Last Week.

It was almost as if the large brick building had fallen out of the sky and whoever was doing the dropping clapped their hands together and let out a semi-enthusiastic “good enough” before walking away. To be fair, “large” is a rather understated adjective, but “massive” doesn’t seem quite humble enough. Picture, if you will, an L-shaped hundred year old brick building complete with arches on every window and an impressive outdoor staircase leading up to it, that is larger than “large” but not quite big enough to be considered “massive”. That should about sum it up. The building was the only one of its kind in the surrounding area–and by surrounding area I mean within a hundred miles. The suburbs had grown up around the building, not quite forgetting that the building existed, but moving on regardless. The building was untouched by the progress around it–having weathered earthquakes, basement explosions and fires it simply continued on, unchanged and unimproved. Unsullied.

It is in this outdated place that we find our heroine. She is sitting in the dark, as she has been all week, in an attempt to thwart the heat-retaining properties of her outdated office while frantically pawing through the stacks of papers blanketing her desk. Even with an overhead fan, no lights, and a portable fan pointed straight at her, sweat still forms at the small of her back and in other areas known for warmth. Her face is glistening through her new foundation and she’s irritated that she cannot find the receipt for a charge she was allocating. For a moment she glances out the window and dreams of traipsing over to the local lake for a good sunbathe but is pulled back by the announcement of a new arrival.

Two hours and three appointments later she is finally able to get out for a sandwich and iced caramel americano with cream. She’d pronounced it cair-uh-mel ever since hearing it that way once her freshman year of college and liking it so much she instantly adopted it. That was one of her traits–the way words sounded were more important to her than the dialogue of her region, so if she heard a pronunciation that really resonated she would use it without thinking and the pronunciation became permanent. Sometimes she would get funny looks for her adopted Briticisms, but asking her to ignore the music of the words was futile. She had to be extremely careful when talking to people with foreign accents because her vocal patterns could shift without warning to be closer to that of the person she was conversing with. It could be difficult to explain that she wasn’t being mocking or pretentious, that her voice just did what her ears liked to hear. So when the barista tried to correct our heroine by loudly and emphatically repeating her order back to her with the american car-mel pronunciation, she simply smiled and nodded.

Lunch completed, she finished out the last few hours of her work day and rushed out of the old building in order to make it to the gym in time for zumba. She was new to zumba and there were several routines that she hadn’t done before, but when she would stumble or was unable to figure out if the instructor was tapping or holding her left foot, our girl would smile and continue on. She reflected that it was a little sad her coolest hour of the day was the hour of cardio in her air-conditioned gym, despite having worked in the dark. There were drawbacks to working in a one hundred year old building during one of the largest August heat waves known locally, especially when her office was located directly above the kitchen.

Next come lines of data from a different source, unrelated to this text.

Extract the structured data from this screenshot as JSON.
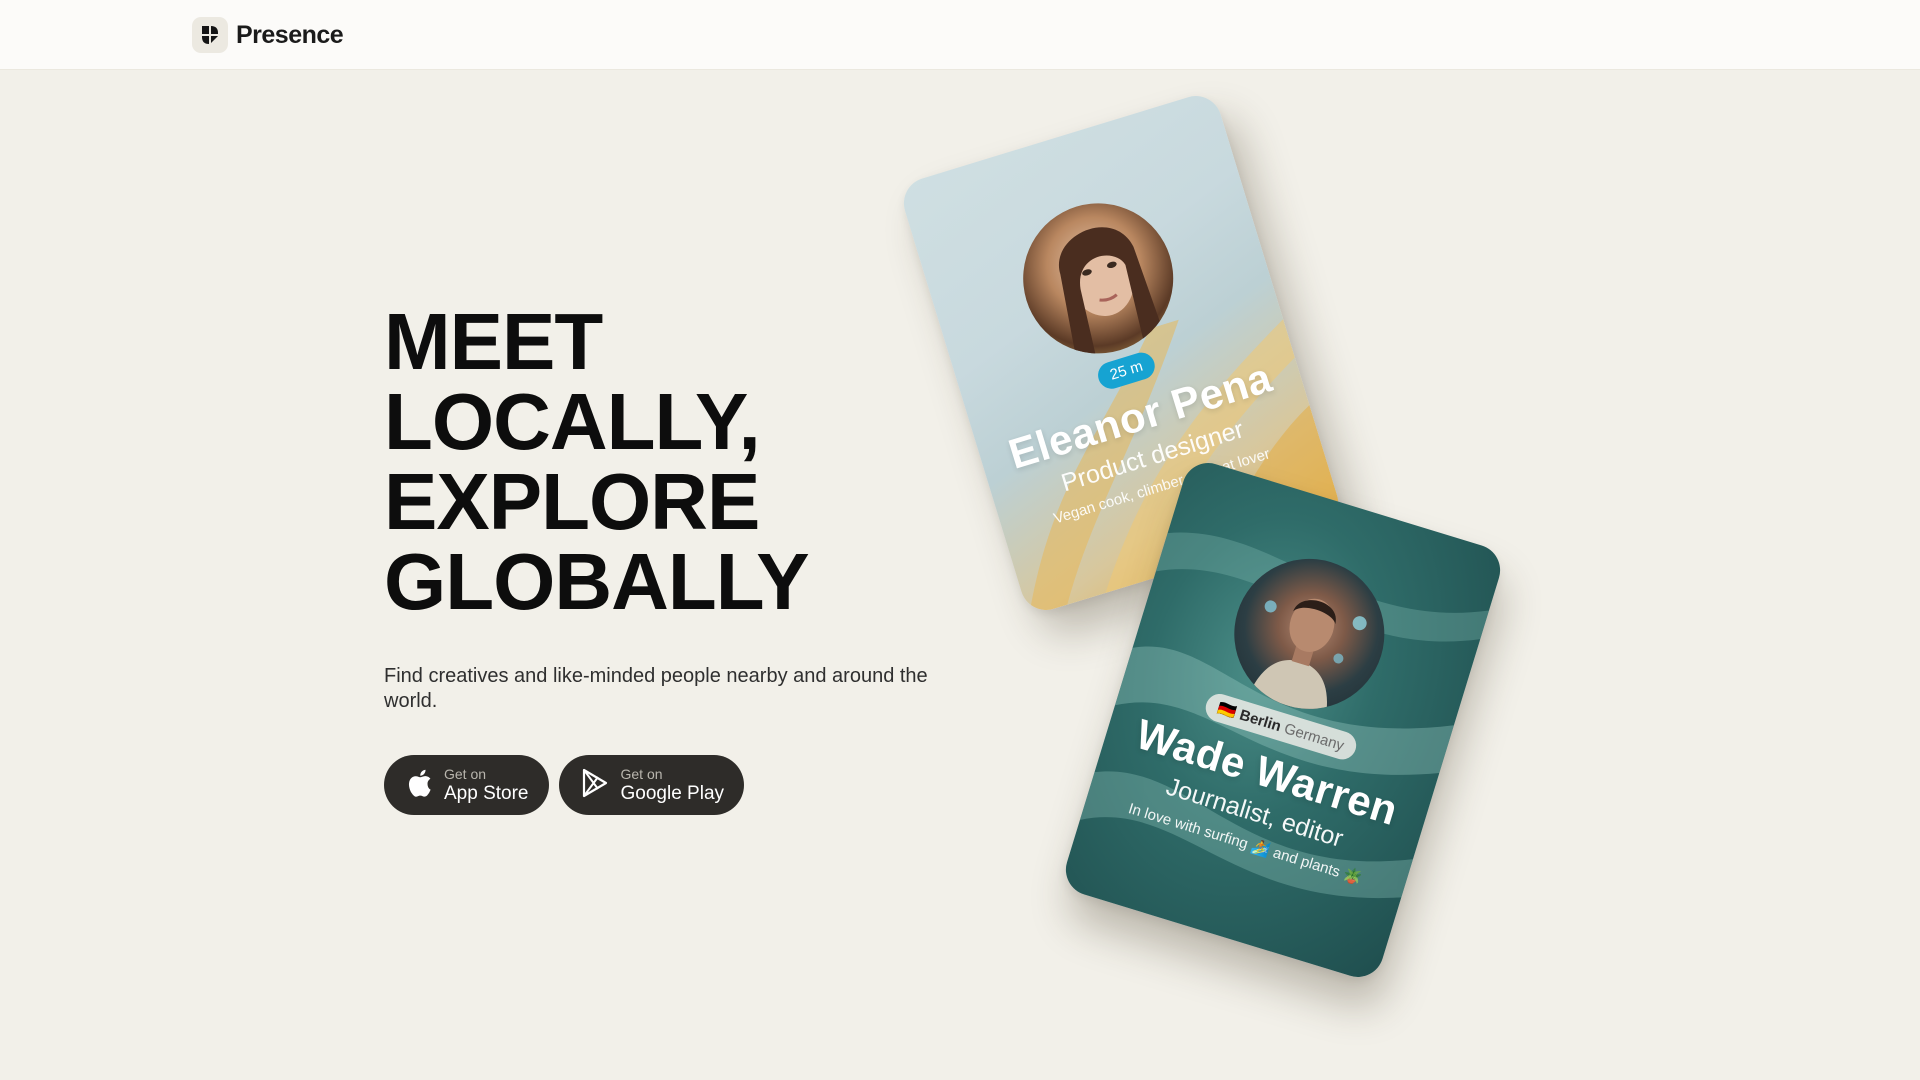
{
  "header": {
    "brand": "Presence"
  },
  "hero": {
    "title_lines": [
      "MEET",
      "LOCALLY,",
      "EXPLORE",
      "GLOBALLY"
    ],
    "subtitle": "Find creatives and like-minded people nearby and around the world."
  },
  "stores": [
    {
      "small": "Get on",
      "big": "App Store",
      "icon": "apple-icon"
    },
    {
      "small": "Get on",
      "big": "Google Play",
      "icon": "google-play-icon"
    }
  ],
  "cards": [
    {
      "badge": "25 m",
      "name": "Eleanor Pena",
      "role": "Product designer",
      "bio": "Vegan cook, climber and cat lover"
    },
    {
      "badge_city": "Berlin",
      "badge_country": "Germany",
      "flag": "🇩🇪",
      "name": "Wade Warren",
      "role": "Journalist, editor",
      "bio": "In love with surfing 🏄 and plants 🪴"
    }
  ],
  "colors": {
    "background": "#f2f0e9",
    "header": "#fcfbf9",
    "button": "#2e2c29",
    "distance_badge": "#16a3d2"
  }
}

After the gym her routine typically consisted of making dinner–tonight she had opted for a brown rice, kale, mushroom, bell pepper and chicken stir-fry–and then dividing her time between working on her plays, catching up on her favorite tv shows online, and music. Then, after a couple of hours, she would make some tea and retire for the evening by reading a few chapters in a novel in her bed before going to sleep. The next morning she would get up and repeat the process.

She had a cozy existence, surely, but like the building she worked in she was beginning to wonder if she, too, had been left behind by those around her. She was not made sad by the prospect, but she did wonder what made her different. All those she knew were coupling off, marrying, moving, traveling or getting in to trouble. She knew she was where she was for a reason, at least she thought she was, but no one else seemed to have the same motivations or many times to even be on the same wave-length as her. Was she like the be-arched building that matched nothing in the vicinity, proud in its flawed existence? High on a hill, beautiful, but not quite in sync with everyone else around her? It was possible, of course.

She never came to a solid conclusion, knowing that she probably never would be able to explain that little “alone in the middle of it all” feeling. She supposed that everyone felt that way from time to time. Perhaps the building hadn’t been abandoned in its spot because there was no better purpose for it, perhaps its purpose was to stand the test of time and be a witness to all that lived around it. Our heroine liked that idea so she took to her blog to transcribe it.